Richard Lee Melawan: Aroma Manipulasi Barang Bukti Tercium di Persidangan
Kamis, 25 Jun 2026 17:34 WIB
Kabarmalam.com — Tabir gelap dalam kasus hukum yang menjerat dokter kecantikan ternama, Richard Lee, mulai tersingkap di meja hijau. Dalam persidangan yang digelar di Pengadilan Negeri Tangerang, tim kuasa hukum sang dokter secara blak-blakan menguliti sejumlah kejanggalan fatal terkait barang bukti yang dijadikan landasan dakwaan oleh Jaksa Penuntut Umum (JPU).
Melalui nota keberatan atau eksepsi yang dibacakan, pihak Richard Lee menyoroti asal-usul produk yang dinilai penuh rekayasa dan sarat akan manipulasi. Kuasa hukum Richard Lee, Faizal Hafied, mengungkapkan bahwa barang bukti yang dipermasalahkan ternyata tidak dibeli melalui jalur resmi atau distributor yang terafiliasi dengan kliennya, melainkan dari akun toko online pihak ketiga yang tidak memiliki hubungan hukum sama sekali.
Rentang Waktu yang Mencurigakan
Salah satu poin krusial yang dibongkar adalah jeda waktu yang sangat lama antara pembelian barang hingga munculnya laporan hukum. Faizal menjelaskan bahwa barang tersebut dibeli pada Oktober 2023, namun baru dijadikan alat bukti untuk mempidanakan kliennya setahun kemudian, yakni pada Oktober 2024.

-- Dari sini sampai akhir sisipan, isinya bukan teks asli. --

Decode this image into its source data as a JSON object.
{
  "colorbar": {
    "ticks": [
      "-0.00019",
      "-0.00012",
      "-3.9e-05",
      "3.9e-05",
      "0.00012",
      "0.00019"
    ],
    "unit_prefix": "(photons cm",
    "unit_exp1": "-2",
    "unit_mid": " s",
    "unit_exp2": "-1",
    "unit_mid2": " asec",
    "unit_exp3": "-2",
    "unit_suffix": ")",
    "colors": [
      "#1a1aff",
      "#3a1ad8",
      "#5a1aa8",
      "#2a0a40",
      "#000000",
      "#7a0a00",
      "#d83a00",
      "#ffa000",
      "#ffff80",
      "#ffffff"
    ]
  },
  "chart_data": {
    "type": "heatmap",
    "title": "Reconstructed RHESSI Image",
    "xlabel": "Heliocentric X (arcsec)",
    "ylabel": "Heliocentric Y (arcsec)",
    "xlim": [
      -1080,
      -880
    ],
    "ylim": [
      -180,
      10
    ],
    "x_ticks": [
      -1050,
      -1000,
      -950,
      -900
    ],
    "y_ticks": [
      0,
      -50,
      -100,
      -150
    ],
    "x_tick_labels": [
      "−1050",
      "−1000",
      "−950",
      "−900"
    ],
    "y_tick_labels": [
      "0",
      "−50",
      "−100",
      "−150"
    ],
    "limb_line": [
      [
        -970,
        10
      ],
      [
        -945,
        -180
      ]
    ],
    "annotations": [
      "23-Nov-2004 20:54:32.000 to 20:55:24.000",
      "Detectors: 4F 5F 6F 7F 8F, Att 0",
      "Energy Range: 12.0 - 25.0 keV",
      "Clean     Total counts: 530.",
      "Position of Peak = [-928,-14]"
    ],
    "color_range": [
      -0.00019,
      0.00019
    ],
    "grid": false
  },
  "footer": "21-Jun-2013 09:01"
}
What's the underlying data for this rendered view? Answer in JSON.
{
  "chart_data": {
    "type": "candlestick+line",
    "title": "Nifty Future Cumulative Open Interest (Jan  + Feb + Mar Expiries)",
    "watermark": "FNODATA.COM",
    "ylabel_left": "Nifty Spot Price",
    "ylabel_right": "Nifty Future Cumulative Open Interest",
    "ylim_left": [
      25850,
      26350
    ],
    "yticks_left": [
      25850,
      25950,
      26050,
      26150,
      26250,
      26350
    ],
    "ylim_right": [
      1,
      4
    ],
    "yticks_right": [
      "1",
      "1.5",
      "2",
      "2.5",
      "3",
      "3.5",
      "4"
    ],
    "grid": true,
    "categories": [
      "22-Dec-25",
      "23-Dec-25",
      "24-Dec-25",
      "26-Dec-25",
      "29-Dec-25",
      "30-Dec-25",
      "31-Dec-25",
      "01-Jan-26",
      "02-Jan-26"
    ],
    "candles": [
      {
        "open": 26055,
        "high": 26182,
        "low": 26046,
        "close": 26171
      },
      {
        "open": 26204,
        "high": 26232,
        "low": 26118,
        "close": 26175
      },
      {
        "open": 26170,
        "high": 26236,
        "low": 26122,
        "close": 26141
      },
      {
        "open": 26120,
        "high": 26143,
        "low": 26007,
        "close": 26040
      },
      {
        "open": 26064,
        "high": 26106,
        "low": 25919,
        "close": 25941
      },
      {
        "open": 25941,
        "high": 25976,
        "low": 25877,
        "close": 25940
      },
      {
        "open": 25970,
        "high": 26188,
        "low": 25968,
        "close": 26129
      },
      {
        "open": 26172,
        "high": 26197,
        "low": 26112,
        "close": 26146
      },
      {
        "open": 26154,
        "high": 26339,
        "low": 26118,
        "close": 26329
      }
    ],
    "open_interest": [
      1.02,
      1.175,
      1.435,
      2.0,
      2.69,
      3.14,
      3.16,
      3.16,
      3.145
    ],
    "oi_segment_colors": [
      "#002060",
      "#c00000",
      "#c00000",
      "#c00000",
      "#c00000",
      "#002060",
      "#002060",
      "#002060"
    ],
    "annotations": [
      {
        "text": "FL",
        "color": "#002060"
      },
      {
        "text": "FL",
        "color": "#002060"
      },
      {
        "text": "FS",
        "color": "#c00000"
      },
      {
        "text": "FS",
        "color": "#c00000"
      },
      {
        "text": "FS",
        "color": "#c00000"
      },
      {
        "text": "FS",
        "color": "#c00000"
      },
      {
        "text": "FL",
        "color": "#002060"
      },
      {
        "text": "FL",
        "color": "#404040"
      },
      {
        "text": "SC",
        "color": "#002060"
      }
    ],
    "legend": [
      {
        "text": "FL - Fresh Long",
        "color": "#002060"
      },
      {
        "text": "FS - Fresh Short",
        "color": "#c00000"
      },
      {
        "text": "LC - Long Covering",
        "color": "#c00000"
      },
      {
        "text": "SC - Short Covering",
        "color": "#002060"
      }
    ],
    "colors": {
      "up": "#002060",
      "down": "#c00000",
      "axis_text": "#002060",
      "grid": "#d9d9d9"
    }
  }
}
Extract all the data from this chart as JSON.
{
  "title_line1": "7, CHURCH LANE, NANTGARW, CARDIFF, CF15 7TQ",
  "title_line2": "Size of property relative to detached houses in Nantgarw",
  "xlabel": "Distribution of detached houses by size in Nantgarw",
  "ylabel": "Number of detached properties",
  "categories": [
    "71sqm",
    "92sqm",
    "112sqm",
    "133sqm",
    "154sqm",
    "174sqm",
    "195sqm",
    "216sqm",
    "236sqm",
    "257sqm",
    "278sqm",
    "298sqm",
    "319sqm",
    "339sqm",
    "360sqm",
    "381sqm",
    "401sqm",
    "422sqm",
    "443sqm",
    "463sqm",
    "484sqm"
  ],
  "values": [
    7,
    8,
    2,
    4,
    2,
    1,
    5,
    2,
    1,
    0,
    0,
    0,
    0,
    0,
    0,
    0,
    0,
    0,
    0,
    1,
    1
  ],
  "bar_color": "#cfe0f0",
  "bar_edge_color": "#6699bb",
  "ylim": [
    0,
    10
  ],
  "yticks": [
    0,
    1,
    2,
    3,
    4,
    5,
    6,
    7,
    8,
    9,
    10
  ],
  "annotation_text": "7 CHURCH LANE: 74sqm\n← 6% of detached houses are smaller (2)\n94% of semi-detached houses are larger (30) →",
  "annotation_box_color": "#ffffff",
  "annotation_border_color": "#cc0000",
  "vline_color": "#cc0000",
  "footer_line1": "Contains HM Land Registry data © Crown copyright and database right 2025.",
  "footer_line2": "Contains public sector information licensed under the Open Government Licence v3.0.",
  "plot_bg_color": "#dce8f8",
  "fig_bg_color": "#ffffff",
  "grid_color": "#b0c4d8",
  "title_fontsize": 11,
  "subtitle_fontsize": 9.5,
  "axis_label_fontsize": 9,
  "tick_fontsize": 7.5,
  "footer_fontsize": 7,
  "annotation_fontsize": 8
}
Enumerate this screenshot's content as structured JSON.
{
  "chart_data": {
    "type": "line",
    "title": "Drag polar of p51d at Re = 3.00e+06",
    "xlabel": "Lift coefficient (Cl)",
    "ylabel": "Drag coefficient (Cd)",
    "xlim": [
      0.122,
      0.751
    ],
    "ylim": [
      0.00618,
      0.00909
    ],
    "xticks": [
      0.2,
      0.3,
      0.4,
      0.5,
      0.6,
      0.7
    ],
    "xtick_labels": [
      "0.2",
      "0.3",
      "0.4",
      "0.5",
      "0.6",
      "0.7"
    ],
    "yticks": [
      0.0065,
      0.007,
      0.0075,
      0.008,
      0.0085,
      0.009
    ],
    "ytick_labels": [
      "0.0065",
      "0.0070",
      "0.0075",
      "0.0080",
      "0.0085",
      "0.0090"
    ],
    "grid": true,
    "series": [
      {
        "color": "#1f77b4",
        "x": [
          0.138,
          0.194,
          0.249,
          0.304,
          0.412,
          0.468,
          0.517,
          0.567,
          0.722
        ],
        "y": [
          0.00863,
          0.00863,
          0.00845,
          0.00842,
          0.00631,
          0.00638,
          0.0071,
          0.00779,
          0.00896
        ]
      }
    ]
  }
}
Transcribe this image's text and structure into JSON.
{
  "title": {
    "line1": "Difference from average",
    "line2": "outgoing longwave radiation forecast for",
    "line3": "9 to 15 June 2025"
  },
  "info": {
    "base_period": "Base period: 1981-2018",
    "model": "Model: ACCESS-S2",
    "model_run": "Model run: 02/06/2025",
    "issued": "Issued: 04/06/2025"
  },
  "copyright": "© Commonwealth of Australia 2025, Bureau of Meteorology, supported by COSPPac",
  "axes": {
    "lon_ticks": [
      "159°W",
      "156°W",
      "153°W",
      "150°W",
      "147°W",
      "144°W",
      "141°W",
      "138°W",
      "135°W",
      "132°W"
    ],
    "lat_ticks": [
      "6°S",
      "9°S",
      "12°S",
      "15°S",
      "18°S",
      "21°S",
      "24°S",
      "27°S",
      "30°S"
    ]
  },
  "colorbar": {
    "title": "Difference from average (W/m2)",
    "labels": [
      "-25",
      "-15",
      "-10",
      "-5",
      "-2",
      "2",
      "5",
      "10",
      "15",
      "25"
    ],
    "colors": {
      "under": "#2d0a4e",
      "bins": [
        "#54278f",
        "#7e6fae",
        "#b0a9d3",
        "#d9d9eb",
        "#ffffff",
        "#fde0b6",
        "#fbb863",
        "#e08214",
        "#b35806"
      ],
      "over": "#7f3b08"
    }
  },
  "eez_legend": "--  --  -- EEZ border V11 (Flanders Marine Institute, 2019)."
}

“Logikanya, barang yang sudah berpindah tangan selama setahun sudah bukan lagi tanggung jawab penjual pertama. Dalam kurun waktu sepanjang itu, apa pun bisa terjadi. Kandungannya bisa diubah, atau kemasannya bisa dimanipulasi,” tegas Faizal Hafied saat ditemui di sela-sela proses hukum di Pengadilan Negeri Tangerang, Kamis (25/6).
Barang Bukti Cacat Tanpa Tutup
Kejanggalan semakin meruncing ketika tim hukum menemukan fakta bahwa produk yang berasal dari akun ‘Rissels Shop’ tersebut diserahkan sebagai bukti dalam kondisi tanpa tutup. Terlebih lagi, tidak ada bukti video unboxing yang memadai untuk menjamin bahwa isi di dalam produk tersebut masih asli dan belum tercemar.
“Sangat tidak masuk akal jika seseorang dipersalahkan atas barang yang kondisi fisiknya saja sudah tidak utuh dan dibeli dari toko yang asing bagi manajemen Klinik Athena. Ini adalah upaya paksa untuk mengaitkan sesuatu yang bukan milik kami kepada klien kami,” tambah Faizal.
Richard Lee: Ada Upaya Menghadang Perang Terhadap Merkuri
Richard Lee sendiri merasa ada motif tersembunyi di balik kasus ini. Ia menduga bahwa langkah hukum ini merupakan bentuk serangan balik dari pihak-pihak yang merasa terganggu dengan konsistensinya dalam mengedukasi masyarakat mengenai bahaya skincare merkuri.
“Klinik saya buka setiap hari, toko resmi kami juga tersedia 24 jam. Kenapa pelapor justru sengaja mencari barang di toko lain yang tidak resmi? Kenapa harus dari sana?” cetus Richard dengan nada kecewa. Ia menegaskan bahwa seluruh produk yang dikeluarkan oleh kliniknya telah memiliki izin resmi dari BPOM dan memiliki standar keamanan yang ketat.
Hingga saat ini, Richard Lee masih harus menjalani masa penahanan sembari menanti kepastian hukum. Majelis Hakim telah menjadwalkan sidang lanjutan pada Kamis, 2 Juli 2026, untuk mendengarkan tanggapan JPU atas eksepsi yang telah diajukan. Publik kini menanti, apakah keadilan akan berpihak pada fakta-fakta yang diungkap di persidangan ini atau justru sebaliknya.